Lying around him were the scalded remnants of the girl Erin’s life.  He spotted a pair of leather brogans collected and melting by an old cast-iron cook-stove and a partially finished and ornamental rug aflame along the edges close to the bed which also sat dark and matted from fire.  His boots echoed on the floor and his eyes stung from the drape of thickblack smoke.  He coughed again and he though he was moving in circles until his waving hands thudded against the far wall.  He heard the recoil of the rifle again, sounding closer as he strafed his hands along the wall until he reached a window that had not yet buckled.  He lifted his shirt up onto his nose like a bandit’s mask and he thumped the butt of his heavy gun against the glass until it shattered with a loud crash.  Smoke and spits of flame rocketed out the new exit and he jumped back to avoid a scalding.  Then he shaved the remaining pieces of wedged glass from the frame with the barrel of his gun and heaped one leg out and over the sill.  He ran his hand along his shirt and felt the silver and then clasped the trim with his free hand and pulled himself free of the house, falling onto his hands and knees onto the dirt.
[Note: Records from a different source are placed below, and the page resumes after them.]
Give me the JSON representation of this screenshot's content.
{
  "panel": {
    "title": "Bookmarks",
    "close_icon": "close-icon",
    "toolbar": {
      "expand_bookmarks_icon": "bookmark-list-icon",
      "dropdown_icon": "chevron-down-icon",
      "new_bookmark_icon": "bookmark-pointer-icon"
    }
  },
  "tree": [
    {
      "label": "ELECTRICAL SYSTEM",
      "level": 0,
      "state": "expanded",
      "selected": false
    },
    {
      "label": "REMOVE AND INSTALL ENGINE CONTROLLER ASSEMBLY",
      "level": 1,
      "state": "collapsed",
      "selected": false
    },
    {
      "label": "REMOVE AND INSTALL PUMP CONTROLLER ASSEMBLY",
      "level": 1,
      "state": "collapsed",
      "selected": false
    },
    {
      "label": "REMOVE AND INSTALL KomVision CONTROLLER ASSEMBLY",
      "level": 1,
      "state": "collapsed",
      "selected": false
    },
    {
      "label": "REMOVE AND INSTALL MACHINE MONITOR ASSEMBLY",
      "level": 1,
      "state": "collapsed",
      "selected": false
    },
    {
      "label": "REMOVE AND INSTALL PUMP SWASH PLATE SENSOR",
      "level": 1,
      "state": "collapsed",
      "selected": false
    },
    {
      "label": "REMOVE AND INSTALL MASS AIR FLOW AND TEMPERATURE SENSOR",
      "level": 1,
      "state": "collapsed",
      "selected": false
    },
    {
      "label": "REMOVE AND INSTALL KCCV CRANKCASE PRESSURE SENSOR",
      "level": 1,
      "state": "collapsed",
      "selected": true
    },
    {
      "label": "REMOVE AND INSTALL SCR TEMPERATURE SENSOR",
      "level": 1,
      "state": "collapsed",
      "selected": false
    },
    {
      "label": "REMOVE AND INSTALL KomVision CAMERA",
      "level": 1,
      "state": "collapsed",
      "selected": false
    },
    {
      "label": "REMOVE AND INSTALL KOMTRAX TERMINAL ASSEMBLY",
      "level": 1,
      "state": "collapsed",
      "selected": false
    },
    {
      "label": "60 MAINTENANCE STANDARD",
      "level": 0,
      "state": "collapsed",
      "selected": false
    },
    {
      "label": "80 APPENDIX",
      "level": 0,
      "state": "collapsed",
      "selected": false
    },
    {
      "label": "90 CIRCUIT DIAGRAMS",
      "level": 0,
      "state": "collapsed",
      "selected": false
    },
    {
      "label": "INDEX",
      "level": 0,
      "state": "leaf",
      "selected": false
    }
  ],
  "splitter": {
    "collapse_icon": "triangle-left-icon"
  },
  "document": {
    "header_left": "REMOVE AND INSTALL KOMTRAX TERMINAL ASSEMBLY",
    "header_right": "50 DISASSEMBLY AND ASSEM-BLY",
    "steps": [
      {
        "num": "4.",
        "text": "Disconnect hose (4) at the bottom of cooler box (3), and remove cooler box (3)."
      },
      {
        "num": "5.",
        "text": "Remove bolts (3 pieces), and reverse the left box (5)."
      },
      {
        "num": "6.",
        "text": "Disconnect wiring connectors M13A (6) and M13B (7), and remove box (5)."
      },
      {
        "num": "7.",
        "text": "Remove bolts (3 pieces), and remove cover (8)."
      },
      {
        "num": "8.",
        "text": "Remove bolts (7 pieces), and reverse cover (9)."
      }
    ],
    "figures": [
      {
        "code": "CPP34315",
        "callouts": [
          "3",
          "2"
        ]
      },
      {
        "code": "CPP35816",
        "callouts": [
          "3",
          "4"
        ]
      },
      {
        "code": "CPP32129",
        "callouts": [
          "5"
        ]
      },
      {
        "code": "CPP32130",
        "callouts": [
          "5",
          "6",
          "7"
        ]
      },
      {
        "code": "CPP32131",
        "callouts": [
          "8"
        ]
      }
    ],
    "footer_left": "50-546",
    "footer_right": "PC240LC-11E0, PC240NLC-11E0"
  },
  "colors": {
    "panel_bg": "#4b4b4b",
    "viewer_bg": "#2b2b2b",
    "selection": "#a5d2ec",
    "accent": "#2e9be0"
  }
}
He remained in that position while he finished a sequence of wild and arresting coughs, his eyes clamped shut and his tongue wagged helplessly and felt as if it might rip off from the root.  He thumped his chest with his fist and then wiped a streak of the black soot from his mouth as he tilted his head up.  Near him sat the trail that would spill out onto the flood plain.  He hadn’t heard another shot and figured his attacker was either out of ammunition or biding his time and playing mindgames.  He sat up on his knees and he quickly wiped his gun free of soot and debris and his hurt leg and his back pained together in a distressing synchronization.  He took in large gulps with the hopes it might fend off his broken ribs but it hurt far worse and he coughed with every lungful he took in.  Then Everett saw his horse kicking wildly to his right, dancing and trotting and braying near the Apaches’ bodies and he thought of running over and riding off but then figured his attacker might be expecting that.  He stood on his leg and heard his hip pop and he limped forward, the soot blowing from his person as he moved.

He stirred into the narrow trail flanked by the hills on both sides behind the cabin and grabbed the rock faces for support.  He clutched his gun firmly and heard the kereekereekeree of the rock wren again.  He glanced up into the blue sky as he lurched ahead but couldn’t locate the bird, the headache he had swallowed down for days fierce and pounding now.